This could be problem in health checking in edge drivers, as we’re discussing in this thread.

1 Like

One more question is…

Does ‘insecure rejoin’ work in the edge driver devices?

In case that those curtain motors got really disconnected… and failed to rejoin.

(I always allowed insecure rejoin in the settings.)

Insecure rejoin works for devices that use a driver.

May I belatedly pick up on this? It is so rare to get any definitive information on what on earth we are supposed to do with device health, and we’ve been trying for years now. It has significantly changed at least three times in that period and it seems like we are using a fusion of different systems at times.
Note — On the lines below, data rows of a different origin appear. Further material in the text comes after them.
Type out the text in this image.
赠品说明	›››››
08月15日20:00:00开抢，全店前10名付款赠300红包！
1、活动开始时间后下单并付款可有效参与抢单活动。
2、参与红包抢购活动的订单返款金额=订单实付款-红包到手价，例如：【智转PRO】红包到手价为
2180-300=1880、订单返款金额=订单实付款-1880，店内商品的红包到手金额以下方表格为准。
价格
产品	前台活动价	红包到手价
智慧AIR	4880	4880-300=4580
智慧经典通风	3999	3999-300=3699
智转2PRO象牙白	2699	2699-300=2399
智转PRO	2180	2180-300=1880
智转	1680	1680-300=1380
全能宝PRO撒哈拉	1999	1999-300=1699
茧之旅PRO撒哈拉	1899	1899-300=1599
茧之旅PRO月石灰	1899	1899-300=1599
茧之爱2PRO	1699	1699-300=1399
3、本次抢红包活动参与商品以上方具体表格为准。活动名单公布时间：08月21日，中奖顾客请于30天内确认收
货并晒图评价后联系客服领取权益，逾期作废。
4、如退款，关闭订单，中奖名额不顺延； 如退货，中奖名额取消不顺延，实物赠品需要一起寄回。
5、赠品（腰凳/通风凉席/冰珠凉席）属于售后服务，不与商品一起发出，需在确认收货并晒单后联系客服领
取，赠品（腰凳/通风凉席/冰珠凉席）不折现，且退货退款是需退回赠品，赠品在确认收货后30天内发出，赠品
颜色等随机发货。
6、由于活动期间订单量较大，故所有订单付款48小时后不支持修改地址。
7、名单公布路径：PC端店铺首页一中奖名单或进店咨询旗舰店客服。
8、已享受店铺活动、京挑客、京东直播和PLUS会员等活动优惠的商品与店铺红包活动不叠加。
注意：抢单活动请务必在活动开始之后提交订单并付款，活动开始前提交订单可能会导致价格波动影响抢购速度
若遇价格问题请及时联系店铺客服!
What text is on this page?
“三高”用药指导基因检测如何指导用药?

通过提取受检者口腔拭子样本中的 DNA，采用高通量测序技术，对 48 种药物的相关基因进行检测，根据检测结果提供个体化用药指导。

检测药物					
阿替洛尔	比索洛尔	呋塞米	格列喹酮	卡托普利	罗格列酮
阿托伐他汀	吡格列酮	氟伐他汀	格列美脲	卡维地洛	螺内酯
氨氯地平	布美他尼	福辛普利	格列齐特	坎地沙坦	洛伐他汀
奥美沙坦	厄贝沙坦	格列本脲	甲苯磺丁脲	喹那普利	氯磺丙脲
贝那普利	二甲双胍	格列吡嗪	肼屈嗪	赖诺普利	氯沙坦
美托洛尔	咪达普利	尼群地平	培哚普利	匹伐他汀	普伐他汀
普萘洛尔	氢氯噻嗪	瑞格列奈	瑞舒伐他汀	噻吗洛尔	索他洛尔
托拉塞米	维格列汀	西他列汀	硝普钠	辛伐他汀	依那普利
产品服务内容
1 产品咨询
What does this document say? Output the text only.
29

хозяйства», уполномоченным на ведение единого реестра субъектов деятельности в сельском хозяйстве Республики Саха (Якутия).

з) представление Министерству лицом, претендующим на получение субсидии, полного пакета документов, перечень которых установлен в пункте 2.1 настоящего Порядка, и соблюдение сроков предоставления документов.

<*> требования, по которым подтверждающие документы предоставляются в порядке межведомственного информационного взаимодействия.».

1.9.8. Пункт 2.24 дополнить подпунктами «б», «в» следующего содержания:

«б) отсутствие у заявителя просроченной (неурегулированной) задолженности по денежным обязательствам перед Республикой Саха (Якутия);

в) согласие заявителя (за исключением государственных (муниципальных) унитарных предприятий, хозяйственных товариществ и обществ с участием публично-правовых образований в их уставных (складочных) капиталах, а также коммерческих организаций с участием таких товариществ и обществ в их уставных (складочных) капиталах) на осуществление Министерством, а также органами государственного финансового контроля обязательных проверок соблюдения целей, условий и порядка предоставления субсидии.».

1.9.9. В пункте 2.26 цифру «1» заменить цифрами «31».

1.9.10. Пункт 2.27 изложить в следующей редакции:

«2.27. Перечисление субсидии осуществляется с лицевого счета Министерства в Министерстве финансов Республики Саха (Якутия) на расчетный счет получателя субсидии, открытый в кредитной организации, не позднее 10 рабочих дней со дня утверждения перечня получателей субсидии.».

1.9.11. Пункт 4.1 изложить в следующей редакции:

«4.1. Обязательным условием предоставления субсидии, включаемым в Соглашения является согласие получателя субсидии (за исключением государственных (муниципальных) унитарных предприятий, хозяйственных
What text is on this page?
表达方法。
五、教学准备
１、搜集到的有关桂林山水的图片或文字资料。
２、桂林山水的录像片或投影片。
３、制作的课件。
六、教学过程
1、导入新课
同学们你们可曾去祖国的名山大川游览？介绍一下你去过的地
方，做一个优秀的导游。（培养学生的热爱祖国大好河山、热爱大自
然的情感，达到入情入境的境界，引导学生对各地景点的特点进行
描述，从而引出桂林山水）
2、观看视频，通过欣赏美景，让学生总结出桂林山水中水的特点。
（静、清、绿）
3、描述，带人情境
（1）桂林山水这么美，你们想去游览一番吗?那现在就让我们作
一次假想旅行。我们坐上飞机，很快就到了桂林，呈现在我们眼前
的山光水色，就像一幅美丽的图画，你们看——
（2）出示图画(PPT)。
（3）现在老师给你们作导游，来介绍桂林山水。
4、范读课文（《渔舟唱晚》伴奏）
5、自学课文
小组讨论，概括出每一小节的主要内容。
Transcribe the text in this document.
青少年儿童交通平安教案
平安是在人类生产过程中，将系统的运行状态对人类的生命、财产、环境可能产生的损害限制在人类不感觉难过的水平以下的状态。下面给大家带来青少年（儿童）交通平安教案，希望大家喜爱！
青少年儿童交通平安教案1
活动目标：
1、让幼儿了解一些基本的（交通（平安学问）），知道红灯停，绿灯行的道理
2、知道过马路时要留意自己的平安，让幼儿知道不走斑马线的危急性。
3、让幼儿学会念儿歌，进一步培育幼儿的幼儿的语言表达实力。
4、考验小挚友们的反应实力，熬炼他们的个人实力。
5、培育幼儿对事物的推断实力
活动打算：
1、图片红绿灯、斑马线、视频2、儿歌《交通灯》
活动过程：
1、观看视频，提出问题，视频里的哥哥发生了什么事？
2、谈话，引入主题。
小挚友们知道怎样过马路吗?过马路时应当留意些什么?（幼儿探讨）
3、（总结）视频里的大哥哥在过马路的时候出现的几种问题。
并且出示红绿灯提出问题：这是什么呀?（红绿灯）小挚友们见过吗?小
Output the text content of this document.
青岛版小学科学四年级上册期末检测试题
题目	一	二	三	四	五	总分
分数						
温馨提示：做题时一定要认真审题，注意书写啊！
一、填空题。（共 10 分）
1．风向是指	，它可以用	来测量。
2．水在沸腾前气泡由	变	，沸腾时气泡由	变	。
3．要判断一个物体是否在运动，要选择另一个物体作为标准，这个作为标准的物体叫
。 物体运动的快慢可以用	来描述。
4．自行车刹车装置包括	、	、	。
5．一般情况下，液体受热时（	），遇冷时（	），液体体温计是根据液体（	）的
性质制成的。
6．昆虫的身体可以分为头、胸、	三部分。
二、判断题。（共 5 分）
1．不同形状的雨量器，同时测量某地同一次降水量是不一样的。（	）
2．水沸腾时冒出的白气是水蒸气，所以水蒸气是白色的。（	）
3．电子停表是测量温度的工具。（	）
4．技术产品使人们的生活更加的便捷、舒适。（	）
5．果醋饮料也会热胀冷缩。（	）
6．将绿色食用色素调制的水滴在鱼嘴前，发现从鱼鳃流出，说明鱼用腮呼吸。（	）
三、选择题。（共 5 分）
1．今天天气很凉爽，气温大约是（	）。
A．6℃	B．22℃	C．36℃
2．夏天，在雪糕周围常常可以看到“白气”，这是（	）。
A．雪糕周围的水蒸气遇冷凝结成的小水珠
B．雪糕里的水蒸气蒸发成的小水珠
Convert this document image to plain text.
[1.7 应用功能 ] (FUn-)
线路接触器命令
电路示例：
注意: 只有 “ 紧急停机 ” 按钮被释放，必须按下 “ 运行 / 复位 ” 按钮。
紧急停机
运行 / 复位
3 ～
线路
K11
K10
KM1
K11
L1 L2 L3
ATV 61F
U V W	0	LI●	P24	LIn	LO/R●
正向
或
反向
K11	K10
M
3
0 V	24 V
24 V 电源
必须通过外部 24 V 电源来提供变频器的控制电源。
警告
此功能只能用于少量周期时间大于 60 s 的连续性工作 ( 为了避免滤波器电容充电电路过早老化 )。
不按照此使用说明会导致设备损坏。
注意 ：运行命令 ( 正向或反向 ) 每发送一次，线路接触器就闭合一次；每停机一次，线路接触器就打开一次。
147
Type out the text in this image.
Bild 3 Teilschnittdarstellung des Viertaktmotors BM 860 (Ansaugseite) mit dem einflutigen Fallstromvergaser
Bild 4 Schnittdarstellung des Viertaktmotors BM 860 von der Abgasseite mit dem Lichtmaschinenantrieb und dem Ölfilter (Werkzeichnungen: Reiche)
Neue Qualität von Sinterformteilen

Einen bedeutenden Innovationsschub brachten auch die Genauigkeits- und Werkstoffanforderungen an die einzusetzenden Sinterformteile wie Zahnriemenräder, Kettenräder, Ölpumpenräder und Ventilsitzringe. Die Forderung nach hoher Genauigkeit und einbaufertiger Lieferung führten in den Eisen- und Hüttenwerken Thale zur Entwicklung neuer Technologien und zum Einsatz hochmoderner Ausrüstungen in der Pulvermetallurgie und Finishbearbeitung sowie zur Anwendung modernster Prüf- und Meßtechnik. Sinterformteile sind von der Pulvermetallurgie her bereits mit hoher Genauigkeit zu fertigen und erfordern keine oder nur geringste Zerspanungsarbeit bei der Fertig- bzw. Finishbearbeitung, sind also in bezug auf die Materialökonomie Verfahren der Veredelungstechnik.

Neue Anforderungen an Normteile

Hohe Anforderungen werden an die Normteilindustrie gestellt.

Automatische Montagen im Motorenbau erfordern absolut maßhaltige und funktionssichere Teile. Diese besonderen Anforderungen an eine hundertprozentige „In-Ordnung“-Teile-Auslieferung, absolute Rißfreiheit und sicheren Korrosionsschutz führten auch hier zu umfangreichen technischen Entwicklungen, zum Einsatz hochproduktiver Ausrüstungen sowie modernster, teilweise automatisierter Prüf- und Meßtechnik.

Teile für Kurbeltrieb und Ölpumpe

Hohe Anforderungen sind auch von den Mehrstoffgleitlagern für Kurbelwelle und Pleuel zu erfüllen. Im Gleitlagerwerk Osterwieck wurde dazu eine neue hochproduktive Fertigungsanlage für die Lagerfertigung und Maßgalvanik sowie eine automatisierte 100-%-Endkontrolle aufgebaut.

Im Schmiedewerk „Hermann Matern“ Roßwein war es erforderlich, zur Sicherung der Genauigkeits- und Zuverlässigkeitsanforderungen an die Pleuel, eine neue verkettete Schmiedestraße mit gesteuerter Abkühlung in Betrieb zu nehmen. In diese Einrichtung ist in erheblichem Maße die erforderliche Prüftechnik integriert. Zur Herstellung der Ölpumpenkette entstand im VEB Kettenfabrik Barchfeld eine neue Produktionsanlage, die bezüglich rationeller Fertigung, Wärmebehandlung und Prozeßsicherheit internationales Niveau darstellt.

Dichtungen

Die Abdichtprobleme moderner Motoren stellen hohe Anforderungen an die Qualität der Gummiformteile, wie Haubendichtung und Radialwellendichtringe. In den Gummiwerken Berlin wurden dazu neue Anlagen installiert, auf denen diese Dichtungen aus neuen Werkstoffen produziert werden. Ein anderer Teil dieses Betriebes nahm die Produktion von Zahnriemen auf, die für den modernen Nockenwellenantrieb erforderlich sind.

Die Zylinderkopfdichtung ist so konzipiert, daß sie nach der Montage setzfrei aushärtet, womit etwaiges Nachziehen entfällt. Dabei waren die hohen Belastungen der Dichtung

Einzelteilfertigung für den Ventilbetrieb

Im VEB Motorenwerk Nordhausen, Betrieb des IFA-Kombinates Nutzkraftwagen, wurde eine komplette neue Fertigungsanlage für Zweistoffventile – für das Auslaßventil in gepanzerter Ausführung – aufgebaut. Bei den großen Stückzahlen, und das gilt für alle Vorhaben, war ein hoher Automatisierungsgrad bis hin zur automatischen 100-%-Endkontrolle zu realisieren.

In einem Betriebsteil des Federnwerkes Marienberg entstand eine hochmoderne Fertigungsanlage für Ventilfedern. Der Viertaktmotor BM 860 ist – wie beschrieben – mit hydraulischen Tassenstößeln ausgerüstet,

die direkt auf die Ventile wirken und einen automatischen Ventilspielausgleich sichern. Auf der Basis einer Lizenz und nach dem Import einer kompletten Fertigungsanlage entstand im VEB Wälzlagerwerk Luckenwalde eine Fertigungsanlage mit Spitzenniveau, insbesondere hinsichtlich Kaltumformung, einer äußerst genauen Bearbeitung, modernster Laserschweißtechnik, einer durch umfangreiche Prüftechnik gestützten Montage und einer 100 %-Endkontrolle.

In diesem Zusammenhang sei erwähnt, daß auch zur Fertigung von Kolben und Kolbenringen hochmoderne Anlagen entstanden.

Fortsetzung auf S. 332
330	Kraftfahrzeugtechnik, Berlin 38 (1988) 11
We sometimes get a snippet of information but it is always accompanied by some extra uncertainty.

For example, in Check Your Device’s Health | SmartThings Developers we are confidently told this:

Opt-in for Health Check#

Devices must opt-in to have their health status checked on the Platform. To enroll, the healthCheck capability must be set when the device is installed. Hubs do not need to be explicitly enrolled; when a hub is onboarded it is automatically enrolled.

I have always thought that was rather unnecessary as the healthCheck capability became pretty useless for users some time ago when healthStatus and the DeviceWatch-DeviceStatus stopped reflecting the connectivity status (except when they didn’t) and a host of webCoRE users no longer knew when their devices went offline. So since then it has seemed a bit unnecessary for us to even be aware that it exists.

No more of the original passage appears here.